Шрифт:
Интервал:
Закладка:
Первые две главы второй части (Мышкин в Москве, слухи о нем, письмо его к Аглае, возвращение и визит к Лебедеву) были встречены Майковым очень сочувственно: он увидел в них «мастерство великого художника <…> в рисовании даже силуэтов, но исполненных характерности»[63]. В более позднем письме от 30 сентября ст. ст. (когда уже была напечатана вся вторая часть и начало третьей) Майков, утверждая, что «прозреваемая» им идея «великолепна», от лица читателей повторил свой «главный упрек в фантастичности лиц».[64]

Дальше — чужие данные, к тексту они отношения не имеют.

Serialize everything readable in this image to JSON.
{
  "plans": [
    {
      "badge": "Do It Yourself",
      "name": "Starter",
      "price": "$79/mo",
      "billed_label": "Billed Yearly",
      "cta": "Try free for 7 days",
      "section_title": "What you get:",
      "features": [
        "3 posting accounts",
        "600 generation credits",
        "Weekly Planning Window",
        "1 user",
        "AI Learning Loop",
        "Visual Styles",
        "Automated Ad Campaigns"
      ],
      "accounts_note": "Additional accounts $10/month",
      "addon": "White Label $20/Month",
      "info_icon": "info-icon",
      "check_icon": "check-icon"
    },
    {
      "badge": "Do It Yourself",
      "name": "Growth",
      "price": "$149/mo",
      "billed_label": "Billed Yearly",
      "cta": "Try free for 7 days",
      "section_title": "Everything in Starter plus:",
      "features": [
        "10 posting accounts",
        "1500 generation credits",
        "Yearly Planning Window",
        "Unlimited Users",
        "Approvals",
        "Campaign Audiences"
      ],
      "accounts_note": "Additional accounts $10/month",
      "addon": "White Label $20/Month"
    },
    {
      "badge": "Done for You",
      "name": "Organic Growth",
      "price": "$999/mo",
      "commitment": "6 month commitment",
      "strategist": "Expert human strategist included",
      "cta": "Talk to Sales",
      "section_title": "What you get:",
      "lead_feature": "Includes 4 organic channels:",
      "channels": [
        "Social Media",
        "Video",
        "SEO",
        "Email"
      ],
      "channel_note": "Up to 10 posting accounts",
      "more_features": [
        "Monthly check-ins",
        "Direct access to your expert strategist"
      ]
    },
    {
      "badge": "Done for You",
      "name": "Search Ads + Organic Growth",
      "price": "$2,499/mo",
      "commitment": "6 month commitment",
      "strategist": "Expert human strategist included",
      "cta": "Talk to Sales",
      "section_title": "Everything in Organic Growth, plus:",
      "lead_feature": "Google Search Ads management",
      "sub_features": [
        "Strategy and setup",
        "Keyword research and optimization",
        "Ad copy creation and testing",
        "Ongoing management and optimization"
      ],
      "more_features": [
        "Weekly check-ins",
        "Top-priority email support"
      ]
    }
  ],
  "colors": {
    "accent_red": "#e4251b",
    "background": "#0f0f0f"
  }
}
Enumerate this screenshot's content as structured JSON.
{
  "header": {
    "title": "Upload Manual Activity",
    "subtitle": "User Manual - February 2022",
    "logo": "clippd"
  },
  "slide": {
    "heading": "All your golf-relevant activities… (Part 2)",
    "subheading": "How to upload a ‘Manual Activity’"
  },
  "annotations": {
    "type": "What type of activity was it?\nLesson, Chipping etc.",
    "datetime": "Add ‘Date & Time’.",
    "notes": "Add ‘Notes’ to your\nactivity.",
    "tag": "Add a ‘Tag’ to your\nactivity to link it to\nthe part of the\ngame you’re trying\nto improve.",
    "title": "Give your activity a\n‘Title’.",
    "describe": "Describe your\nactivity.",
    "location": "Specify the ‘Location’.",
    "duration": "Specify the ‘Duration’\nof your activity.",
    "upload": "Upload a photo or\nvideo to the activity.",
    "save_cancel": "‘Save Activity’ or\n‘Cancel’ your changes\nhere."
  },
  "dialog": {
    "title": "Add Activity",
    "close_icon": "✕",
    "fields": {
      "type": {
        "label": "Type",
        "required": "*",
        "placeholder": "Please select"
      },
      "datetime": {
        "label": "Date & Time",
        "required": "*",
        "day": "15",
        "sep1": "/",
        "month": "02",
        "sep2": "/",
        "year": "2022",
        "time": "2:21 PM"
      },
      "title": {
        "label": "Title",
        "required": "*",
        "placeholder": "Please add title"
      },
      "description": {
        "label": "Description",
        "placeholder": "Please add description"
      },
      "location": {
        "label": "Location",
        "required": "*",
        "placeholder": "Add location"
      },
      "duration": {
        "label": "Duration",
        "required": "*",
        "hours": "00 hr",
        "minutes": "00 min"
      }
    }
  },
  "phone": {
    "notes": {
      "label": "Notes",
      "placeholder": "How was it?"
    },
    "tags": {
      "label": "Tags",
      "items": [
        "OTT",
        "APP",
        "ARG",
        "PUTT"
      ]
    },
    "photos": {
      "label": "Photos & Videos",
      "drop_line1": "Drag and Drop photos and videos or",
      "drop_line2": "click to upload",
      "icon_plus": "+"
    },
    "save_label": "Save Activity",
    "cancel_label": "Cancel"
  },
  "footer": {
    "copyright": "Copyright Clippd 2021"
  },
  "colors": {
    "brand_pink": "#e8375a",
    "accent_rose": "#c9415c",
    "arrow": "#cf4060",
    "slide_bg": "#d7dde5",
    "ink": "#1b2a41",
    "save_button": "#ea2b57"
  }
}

Подобную же эволюцию претерпели высказывания о романе H. H. Страхова. В письме от середины марта 1868 г. он одобрил замысел: «Какая прекрасная мысль! Мудрость, открытая младенческой душе и недоступная для мудрых и разумных, — так я понял Вашу задачу. Напрасно вы боитесь вялости; мне кажется, с „Преступления и наказания“ Ваша манера окончательно установилась, и в этом отношении я не нашел в первой части „Идиота“ никакого недостатка».[65] Познакомившись с продолжением романа, за исключением четырех последних глав, Страхов обещал Достоевскому написать статью об «Идиоте», которого он читал «с жадностью и величайшим вниманием» (письмо от 31 января 1869 г.).[66] Однако намерения своего он не выполнил. Косвенный упрек себе как автору «Идиота» Достоевский прочел в опубликованной в январском номере «Зари» статье Страхова, в которой «Война и мир» противополагалась произведениям с «запутанными и таинственными приключениями», «описанием грязных и ужасных сцен», «изображением страшных душевных мук».[67] Спустя два года Страхов, вновь вернувшись к сопоставлению Толстого и Достоевского, прямо и категорично признал «Идиота» неудачей писателя. «Очевидно — по содержанию, по обилию и разнообразию идей, — писал он Достоевскому 22 февраля ст. ст. 1871 г., — Вы у нас первый человек, и сам Толстой сравнительно с Вами однообразен. Этому не противоречит то, что на всем Вашем лежит особенный и резкий колорит. Но очевидно же: Вы пишете большею частью для избранной публики, и Вы загромождаете Ваши произведения, слишком их усложняете. Если бы ткань Ваших рассказов была проще, они бы действовали сильнее. Например „Игрок“, „Вечный муж“ произвели самое ясное впечатление, а все, что Вы вложили в „Идиота“, пропало даром. Этот недостаток, разумеется, находится в связи с Вашими достоинствами <…> И весь секрет, мне кажется, состоит в том, чтобы ослабить творчество, понизить тонкость анализа, вместо двадцати образов и сотни сцен остановиться на одном образе и десятке сцен. Простите <…> Чувствую, что касаюсь великой тайны, что предлагаю Вам нелепейший совет перестать быть самим собою, перестать быть Достоевским>.[68]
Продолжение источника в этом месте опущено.